Las mellizas esperando nuestras tortitas ;;FRANCISCO ÁVILA

Francisco Ávila: ‘Adora la gitana’ (12)

Ya estaba todo dispuesto en la puerta de la choza para empezar, cuando Adora advirtió que toda la mimbre que había preparado el día anterior había desaparecido:

«¿Qué será? ¿Qué no será?… ¿Habrá sido Rafael el que no quiere que trabaje más hasta que me vea más repuesta? ¿O habrán sido mis niños, que les ha costado mucho trabajo coger estas mimbres y no quieren que los mande tan lejos?… ¡Por aquel camino del cementerio tan peligroso donde todo lo que había ya se lo habrán traído!».

Cuando sintió el caldero rechinar por la alameda de los señores Peraltas, comprendió que todo había sido obra de la cabra, que les había cogido manía a esas varas de mimbre. Ni siquiera tenían el sabor exquisito que ella prefería, como el de las hojas de las choperas o el de los frondosos trigos que ella despuntaba a menudo y, mucho menos, el de las coles otoñales de invierno que tanto le gustaba.

Siguiendo los pasos en la dirección donde rechinó el caldero, había un reguero de mimbre en el suelo tirada y pisoteada, como si por allí hubiese pasado un torbellino atolondrado… Fue la primera vez que la cabra sufrió un castigo con saña. En presencia de las mellizas, de mi hermano Manuel y mía, quienes soportamos el impetuoso escarmiento de Adora con la cabra por todo lo que el animal le había hecho desaparecer.

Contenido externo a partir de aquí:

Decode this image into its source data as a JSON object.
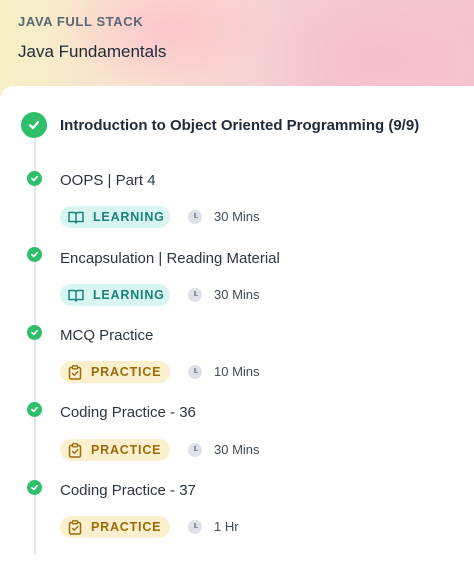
{
  "header": {
    "course_label": "JAVA FULL STACK",
    "course_title": "Java Fundamentals"
  },
  "section": {
    "title": "Introduction to Object Oriented Programming (9/9)",
    "status": "completed"
  },
  "colors": {
    "completed": "#2fbf6a",
    "learning_bg": "#d9f5f1",
    "learning_text": "#1b8378",
    "practice_bg": "#fbf0cd",
    "practice_text": "#9a6a0b"
  },
  "items": [
    {
      "title": "OOPS | Part 4",
      "type": "LEARNING",
      "icon": "book-icon",
      "duration": "30 Mins",
      "status": "completed"
    },
    {
      "title": "Encapsulation | Reading Material",
      "type": "LEARNING",
      "icon": "book-icon",
      "duration": "30 Mins",
      "status": "completed"
    },
    {
      "title": "MCQ Practice",
      "type": "PRACTICE",
      "icon": "clipboard-icon",
      "duration": "10 Mins",
      "status": "completed"
    },
    {
      "title": "Coding Practice - 36",
      "type": "PRACTICE",
      "icon": "clipboard-icon",
      "duration": "30 Mins",
      "status": "completed"
    },
    {
      "title": "Coding Practice - 37",
      "type": "PRACTICE",
      "icon": "clipboard-icon",
      "duration": "1 Hr",
      "status": "completed"
    }
  ]
}
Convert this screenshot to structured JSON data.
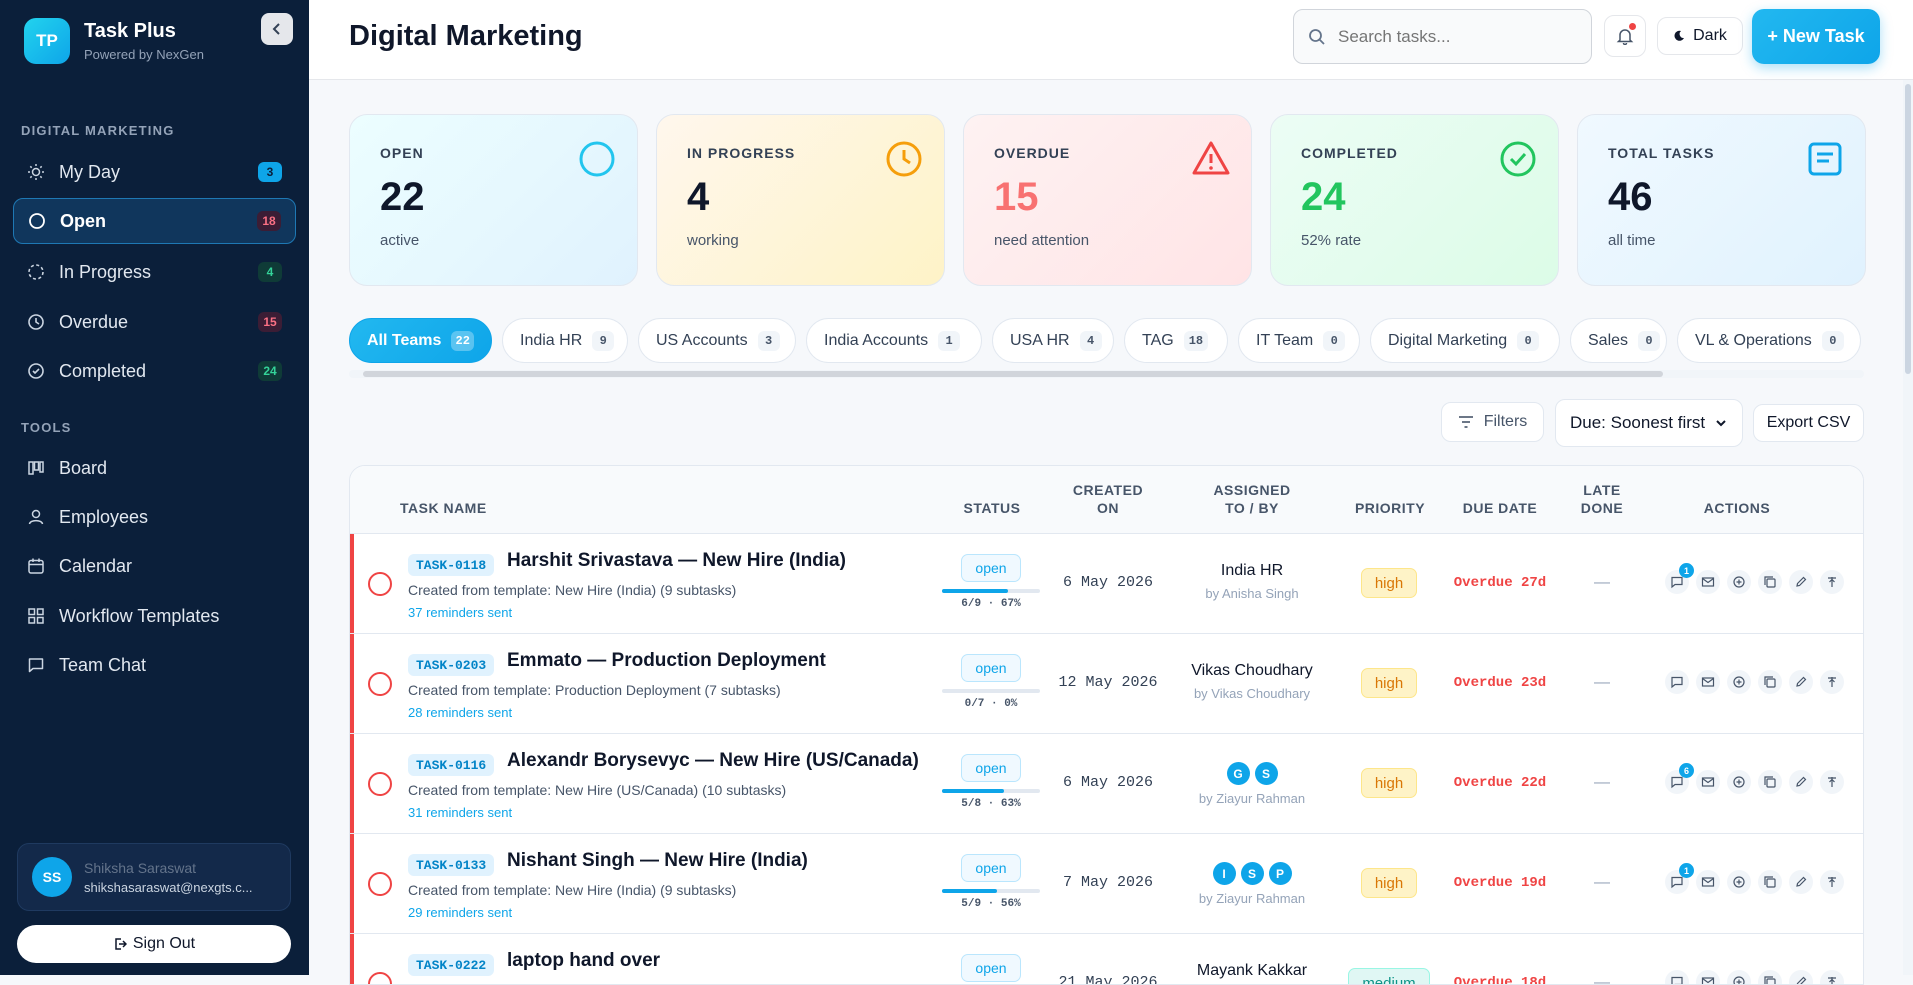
{
  "app": {
    "logo": "TP",
    "name": "Task Plus",
    "tagline": "Powered by NexGen",
    "collapse_icon": "chevron-left-icon"
  },
  "sidebar": {
    "section1": "DIGITAL MARKETING",
    "items": [
      {
        "label": "My Day",
        "count": "3",
        "icon": "sun-icon",
        "count_color": "#0ea5e9"
      },
      {
        "label": "Open",
        "count": "18",
        "icon": "circle-icon",
        "count_color": "#f43f5e"
      },
      {
        "label": "In Progress",
        "count": "4",
        "icon": "dashed-circle-icon",
        "count_color": "#10b981"
      },
      {
        "label": "Overdue",
        "count": "15",
        "icon": "clock-icon",
        "count_color": "#f43f5e"
      },
      {
        "label": "Completed",
        "count": "24",
        "icon": "check-circle-icon",
        "count_color": "#10b981"
      }
    ],
    "section2": "TOOLS",
    "tools": [
      {
        "label": "Board",
        "icon": "board-icon"
      },
      {
        "label": "Employees",
        "icon": "user-icon"
      },
      {
        "label": "Calendar",
        "icon": "calendar-icon"
      },
      {
        "label": "Workflow Templates",
        "icon": "grid-icon"
      },
      {
        "label": "Team Chat",
        "icon": "chat-icon"
      }
    ],
    "user": {
      "initials": "SS",
      "name": "Shiksha Saraswat",
      "email": "shikshasaraswat@nexgts.c..."
    },
    "signout": "Sign Out"
  },
  "header": {
    "title": "Digital Marketing",
    "search_placeholder": "Search tasks...",
    "theme_label": "Dark",
    "new_task_label": "+ New Task"
  },
  "stats": [
    {
      "label": "OPEN",
      "value": "22",
      "sub": "active",
      "color": "#0f172a"
    },
    {
      "label": "IN PROGRESS",
      "value": "4",
      "sub": "working",
      "color": "#0f172a"
    },
    {
      "label": "OVERDUE",
      "value": "15",
      "sub": "need attention",
      "color": "#f87171"
    },
    {
      "label": "COMPLETED",
      "value": "24",
      "sub": "52% rate",
      "color": "#22c55e"
    },
    {
      "label": "TOTAL TASKS",
      "value": "46",
      "sub": "all time",
      "color": "#0f172a"
    }
  ],
  "teams": [
    {
      "label": "All Teams",
      "count": "22"
    },
    {
      "label": "India HR",
      "count": "9"
    },
    {
      "label": "US Accounts",
      "count": "3"
    },
    {
      "label": "India Accounts",
      "count": "1"
    },
    {
      "label": "USA HR",
      "count": "4"
    },
    {
      "label": "TAG",
      "count": "18"
    },
    {
      "label": "IT Team",
      "count": "0"
    },
    {
      "label": "Digital Marketing",
      "count": "0"
    },
    {
      "label": "Sales",
      "count": "0"
    },
    {
      "label": "VL & Operations",
      "count": "0"
    }
  ],
  "toolbar": {
    "filters": "Filters",
    "sort": "Due: Soonest first",
    "export": "Export CSV"
  },
  "columns": {
    "task": "TASK NAME",
    "status": "STATUS",
    "created1": "CREATED",
    "created2": "ON",
    "assigned1": "ASSIGNED",
    "assigned2": "TO / BY",
    "priority": "PRIORITY",
    "due": "DUE DATE",
    "late1": "LATE",
    "late2": "DONE",
    "actions": "ACTIONS"
  },
  "tasks": [
    {
      "id": "TASK-0118",
      "name": "Harshit Srivastava — New Hire (India)",
      "desc": "Created from template: New Hire (India) (9 subtasks)",
      "reminders": "37 reminders sent",
      "status": "open",
      "progress": 0.67,
      "progress_label": "6/9 · 67%",
      "created": "6 May 2026",
      "assigned_to": "India HR",
      "assigned_by": "by Anisha Singh",
      "chips": [],
      "priority": "high",
      "due": "Overdue 27d",
      "late": "—",
      "comments": "1"
    },
    {
      "id": "TASK-0203",
      "name": "Emmato — Production Deployment",
      "desc": "Created from template: Production Deployment (7 subtasks)",
      "reminders": "28 reminders sent",
      "status": "open",
      "progress": 0,
      "progress_label": "0/7 · 0%",
      "created": "12 May 2026",
      "assigned_to": "Vikas Choudhary",
      "assigned_by": "by Vikas Choudhary",
      "chips": [],
      "priority": "high",
      "due": "Overdue 23d",
      "late": "—",
      "comments": ""
    },
    {
      "id": "TASK-0116",
      "name": "Alexandr Borysevyc — New Hire (US/Canada)",
      "desc": "Created from template: New Hire (US/Canada) (10 subtasks)",
      "reminders": "31 reminders sent",
      "status": "open",
      "progress": 0.63,
      "progress_label": "5/8 · 63%",
      "created": "6 May 2026",
      "assigned_to": "",
      "assigned_by": "by Ziayur Rahman",
      "chips": [
        "G",
        "S"
      ],
      "priority": "high",
      "due": "Overdue 22d",
      "late": "—",
      "comments": "6"
    },
    {
      "id": "TASK-0133",
      "name": "Nishant Singh — New Hire (India)",
      "desc": "Created from template: New Hire (India) (9 subtasks)",
      "reminders": "29 reminders sent",
      "status": "open",
      "progress": 0.56,
      "progress_label": "5/9 · 56%",
      "created": "7 May 2026",
      "assigned_to": "",
      "assigned_by": "by Ziayur Rahman",
      "chips": [
        "I",
        "S",
        "P"
      ],
      "priority": "high",
      "due": "Overdue 19d",
      "late": "—",
      "comments": "1"
    },
    {
      "id": "TASK-0222",
      "name": "laptop hand over",
      "desc": "",
      "reminders": "",
      "status": "open",
      "progress": 0,
      "progress_label": "",
      "created": "21 May 2026",
      "assigned_to": "Mayank Kakkar",
      "assigned_by": "",
      "chips": [],
      "priority": "medium",
      "due": "Overdue 18d",
      "late": "—",
      "comments": ""
    }
  ]
}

Ese mismo día, Adora, con la ayuda de su hija María y de mi hermano Manuel, lo recogieron todo y ataron a la señorita cabra por primera vez con una cuerda fuerte y larga al cuello y, provisionalmente, otra más pequeña en una de las patas delanteras. La amarraron a una estaca que clavaron en el suelo para que solo pudiera comer y campea hasta donde el inquieto animal alcanzara con la cuerda sujetada a la estaca.

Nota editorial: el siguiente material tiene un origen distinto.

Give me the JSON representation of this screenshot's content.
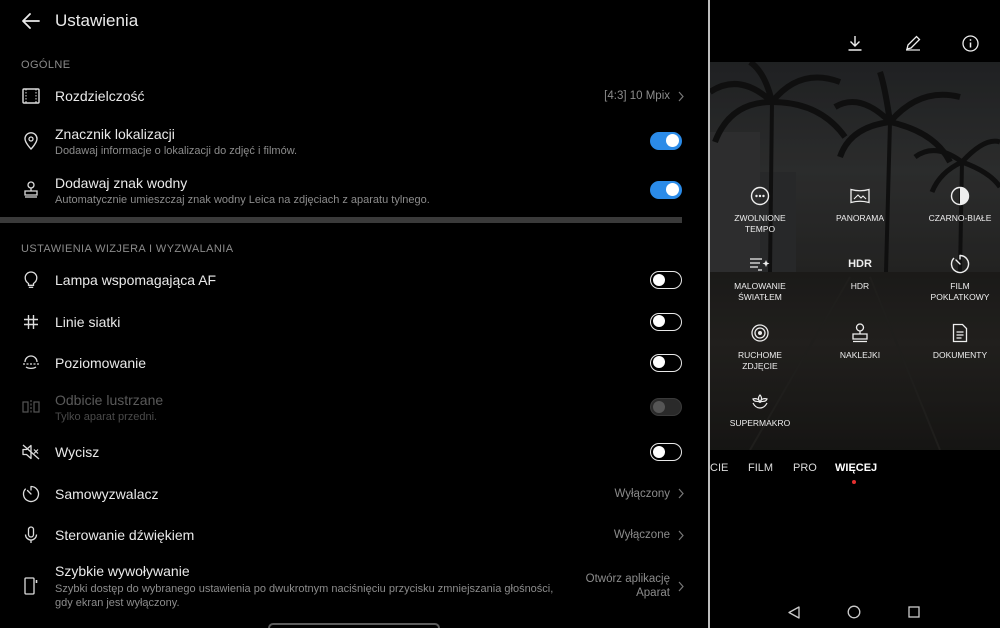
{
  "settings": {
    "title": "Ustawienia",
    "sections": {
      "general": "OGÓLNE",
      "viewfinder": "USTAWIENIA WIZJERA I WYZWALANIA"
    },
    "resolution": {
      "label": "Rozdzielczość",
      "value": "[4:3] 10 Mpix"
    },
    "location": {
      "label": "Znacznik lokalizacji",
      "sub": "Dodawaj informacje o lokalizacji do zdjęć i filmów.",
      "on": true
    },
    "watermark": {
      "label": "Dodawaj znak wodny",
      "sub": "Automatycznie umieszczaj znak wodny Leica na zdjęciach z aparatu tylnego.",
      "on": true
    },
    "af_lamp": {
      "label": "Lampa wspomagająca AF",
      "on": false
    },
    "grid": {
      "label": "Linie siatki",
      "on": false
    },
    "level": {
      "label": "Poziomowanie",
      "on": false
    },
    "mirror": {
      "label": "Odbicie lustrzane",
      "sub": "Tylko aparat przedni.",
      "on": false,
      "disabled": true
    },
    "mute": {
      "label": "Wycisz",
      "on": false
    },
    "timer": {
      "label": "Samowyzwalacz",
      "value": "Wyłączony"
    },
    "voice": {
      "label": "Sterowanie dźwiękiem",
      "value": "Wyłączone"
    },
    "quick": {
      "label": "Szybkie wywoływanie",
      "sub": "Szybki dostęp do wybranego ustawienia po dwukrotnym naciśnięciu przycisku zmniejszania głośności, gdy ekran jest wyłączony.",
      "value_line1": "Otwórz aplikację",
      "value_line2": "Aparat"
    }
  },
  "camera": {
    "top_icons": [
      "download-icon",
      "edit-icon",
      "info-icon"
    ],
    "modes": [
      {
        "name": "slow-motion",
        "label1": "ZWOLNIONE",
        "label2": "TEMPO"
      },
      {
        "name": "panorama",
        "label1": "PANORAMA",
        "label2": ""
      },
      {
        "name": "monochrome",
        "label1": "CZARNO-BIAŁE",
        "label2": ""
      },
      {
        "name": "light-painting",
        "label1": "MALOWANIE",
        "label2": "ŚWIATŁEM"
      },
      {
        "name": "hdr",
        "label1": "HDR",
        "label2": "",
        "icon_text": "HDR"
      },
      {
        "name": "time-lapse",
        "label1": "FILM",
        "label2": "POKLATKOWY"
      },
      {
        "name": "moving-picture",
        "label1": "RUCHOME",
        "label2": "ZDJĘCIE"
      },
      {
        "name": "stickers",
        "label1": "NAKLEJKI",
        "label2": ""
      },
      {
        "name": "documents",
        "label1": "DOKUMENTY",
        "label2": ""
      },
      {
        "name": "super-macro",
        "label1": "SUPERMAKRO",
        "label2": ""
      }
    ],
    "tabs": [
      "CIE",
      "FILM",
      "PRO",
      "WIĘCEJ"
    ],
    "active_tab": "WIĘCEJ",
    "accent_dot_color": "#e53030"
  },
  "colors": {
    "toggle_on": "#2b8be8",
    "background": "#000000"
  }
}
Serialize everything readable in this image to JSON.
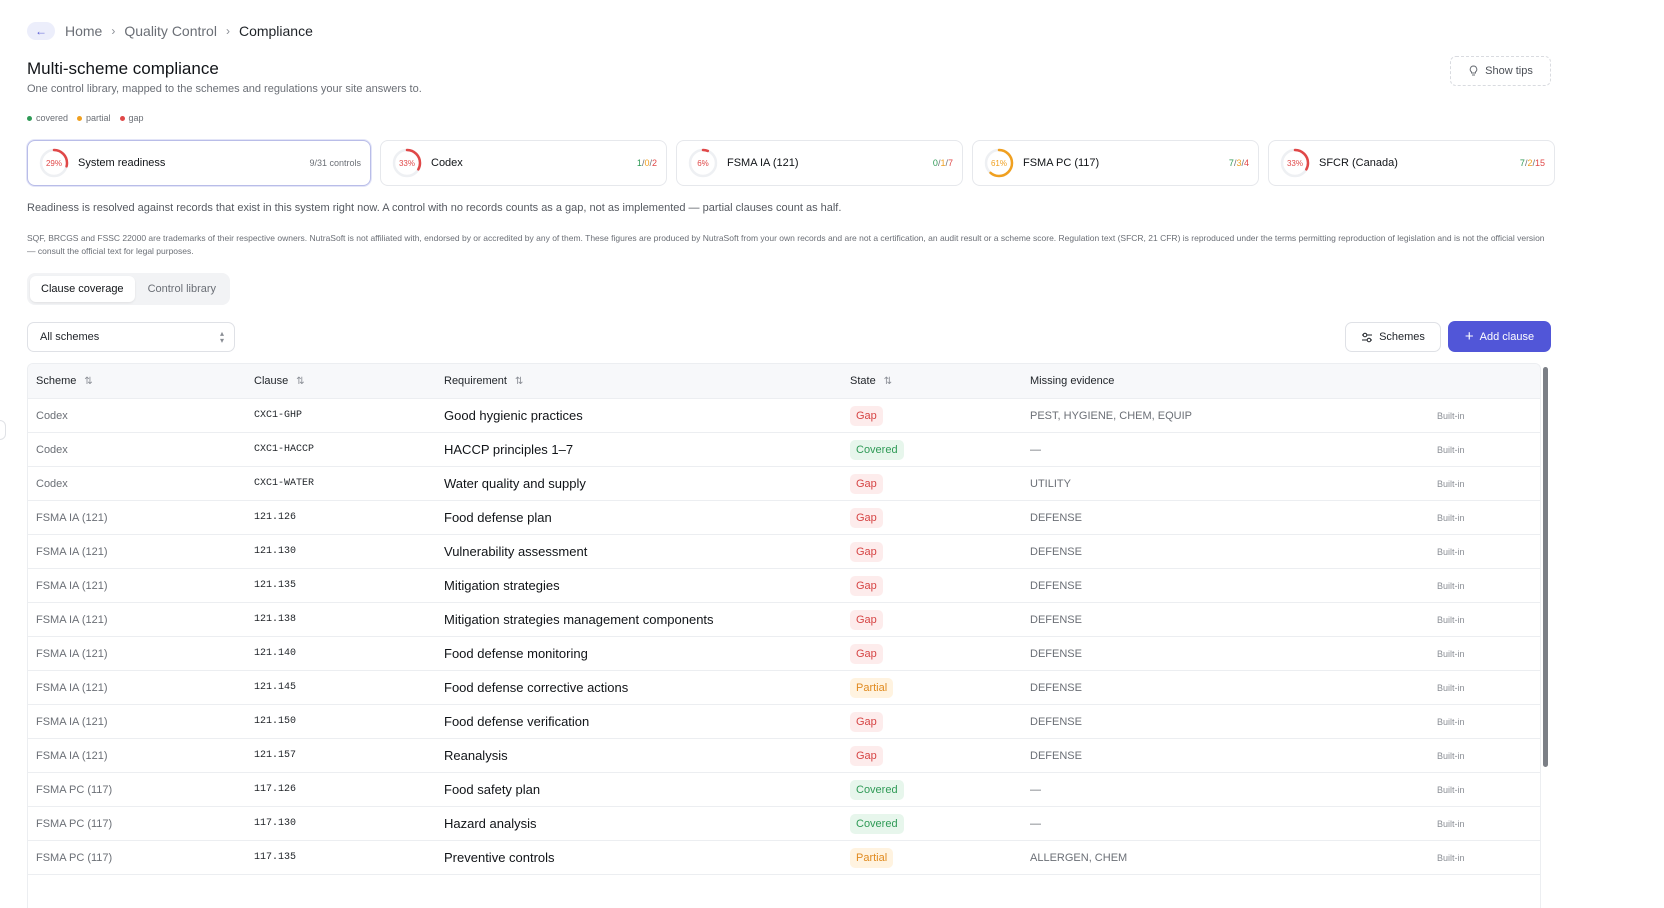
{
  "breadcrumb": {
    "items": [
      "Home",
      "Quality Control",
      "Compliance"
    ]
  },
  "header": {
    "title": "Multi-scheme compliance",
    "subtitle": "One control library, mapped to the schemes and regulations your site answers to.",
    "tips_label": "Show tips"
  },
  "legend": [
    {
      "label": "covered",
      "color": "#2f9a56"
    },
    {
      "label": "partial",
      "color": "#f0a020"
    },
    {
      "label": "gap",
      "color": "#e04848"
    }
  ],
  "cards": [
    {
      "pct": "29%",
      "pct_value": 29,
      "name": "System readiness",
      "count_text": "9/31 controls",
      "color": "#e04848"
    },
    {
      "pct": "33%",
      "pct_value": 33,
      "name": "Codex",
      "covered": "1",
      "partial": "0",
      "gap": "2",
      "color": "#e04848"
    },
    {
      "pct": "6%",
      "pct_value": 6,
      "name": "FSMA IA (121)",
      "covered": "0",
      "partial": "1",
      "gap": "7",
      "color": "#e04848"
    },
    {
      "pct": "61%",
      "pct_value": 61,
      "name": "FSMA PC (117)",
      "covered": "7",
      "partial": "3",
      "gap": "4",
      "color": "#f0a020"
    },
    {
      "pct": "33%",
      "pct_value": 33,
      "name": "SFCR (Canada)",
      "covered": "7",
      "partial": "2",
      "gap": "15",
      "color": "#e04848"
    }
  ],
  "note": "Readiness is resolved against records that exist in this system right now. A control with no records counts as a gap, not as implemented — partial clauses count as half.",
  "disclaimer": "SQF, BRCGS and FSSC 22000 are trademarks of their respective owners. NutraSoft is not affiliated with, endorsed by or accredited by any of them. These figures are produced by NutraSoft from your own records and are not a certification, an audit result or a scheme score. Regulation text (SFCR, 21 CFR) is reproduced under the terms permitting reproduction of legislation and is not the official version — consult the official text for legal purposes.",
  "tabs": [
    "Clause coverage",
    "Control library"
  ],
  "filter": {
    "value": "All schemes"
  },
  "toolbar": {
    "schemes_label": "Schemes",
    "add_label": "Add clause"
  },
  "table": {
    "headers": {
      "scheme": "Scheme",
      "clause": "Clause",
      "requirement": "Requirement",
      "state": "State",
      "missing": "Missing evidence"
    },
    "rows": [
      {
        "scheme": "Codex",
        "clause": "CXC1-GHP",
        "requirement": "Good hygienic practices",
        "state": "Gap",
        "missing": "PEST, HYGIENE, CHEM, EQUIP",
        "source": "Built-in"
      },
      {
        "scheme": "Codex",
        "clause": "CXC1-HACCP",
        "requirement": "HACCP principles 1–7",
        "state": "Covered",
        "missing": "—",
        "source": "Built-in"
      },
      {
        "scheme": "Codex",
        "clause": "CXC1-WATER",
        "requirement": "Water quality and supply",
        "state": "Gap",
        "missing": "UTILITY",
        "source": "Built-in"
      },
      {
        "scheme": "FSMA IA (121)",
        "clause": "121.126",
        "requirement": "Food defense plan",
        "state": "Gap",
        "missing": "DEFENSE",
        "source": "Built-in"
      },
      {
        "scheme": "FSMA IA (121)",
        "clause": "121.130",
        "requirement": "Vulnerability assessment",
        "state": "Gap",
        "missing": "DEFENSE",
        "source": "Built-in"
      },
      {
        "scheme": "FSMA IA (121)",
        "clause": "121.135",
        "requirement": "Mitigation strategies",
        "state": "Gap",
        "missing": "DEFENSE",
        "source": "Built-in"
      },
      {
        "scheme": "FSMA IA (121)",
        "clause": "121.138",
        "requirement": "Mitigation strategies management components",
        "state": "Gap",
        "missing": "DEFENSE",
        "source": "Built-in"
      },
      {
        "scheme": "FSMA IA (121)",
        "clause": "121.140",
        "requirement": "Food defense monitoring",
        "state": "Gap",
        "missing": "DEFENSE",
        "source": "Built-in"
      },
      {
        "scheme": "FSMA IA (121)",
        "clause": "121.145",
        "requirement": "Food defense corrective actions",
        "state": "Partial",
        "missing": "DEFENSE",
        "source": "Built-in"
      },
      {
        "scheme": "FSMA IA (121)",
        "clause": "121.150",
        "requirement": "Food defense verification",
        "state": "Gap",
        "missing": "DEFENSE",
        "source": "Built-in"
      },
      {
        "scheme": "FSMA IA (121)",
        "clause": "121.157",
        "requirement": "Reanalysis",
        "state": "Gap",
        "missing": "DEFENSE",
        "source": "Built-in"
      },
      {
        "scheme": "FSMA PC (117)",
        "clause": "117.126",
        "requirement": "Food safety plan",
        "state": "Covered",
        "missing": "—",
        "source": "Built-in"
      },
      {
        "scheme": "FSMA PC (117)",
        "clause": "117.130",
        "requirement": "Hazard analysis",
        "state": "Covered",
        "missing": "—",
        "source": "Built-in"
      },
      {
        "scheme": "FSMA PC (117)",
        "clause": "117.135",
        "requirement": "Preventive controls",
        "state": "Partial",
        "missing": "ALLERGEN, CHEM",
        "source": "Built-in"
      }
    ]
  }
}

Adora ya podía empezar a trabajar con su artesanía de las canastas más tranquila, sin que la cabra hiciese más extravíos escondiéndole todo.

La solución fue como gota de lluvia en mayo. La andarina cabra se acostumbró en pocos meses a estar allí junto a Adora y sus mellizas, viendo cómo trenzaba con primor toda una gama de canastos y cestos artesanales para recolectar las distintas variedades de frutas y verduras; y otras de mayor tamaño para las cebollas en tiempo de matanzas que, una vez terminadas, se las quitaban de las manos.

Para venderlas se iba por los pueblos más cercanos: Purchil, Belicena, Ambroz, Cúllar Vega… Unos le daban comida… Otros le daban dinero… Y otros, ropas usadas, casi nuevas, de sus hijos pequeños para sus mellizas. Las vendía todas. Hasta la cabra se acostumbró a no percibir el sabor amargo de la mimbre pelada convertida en canastas.

—–oooOooo—–

Así, un día tras otro, fueron creciendo las mellizas Lourdes y Encarna, metidas en la jaula de los conejos al amparo de todos en tanto que Adora, con su nuevo trabajo artesanal, buscaba por los pueblos bajos de la Vega del Genil el sustento de la familia.

Nosotros, nada más llegar a la finca, lo primero que hacíamos era ver cómo se encontraban las niñas. Ya habían dejado de mamar de la cabra y allí estaban las dos pequeñas, entretenidas como siempre la una con la otra, chupando algunas cáscaras de melón o sandía del día anterior. O distraídas jugando con cantidad de caracoles que, en la noche, habían abandonado la alameda para trepar por la jaula de los conejos y hacer una visita a la vivienda de Adora y sus hijas.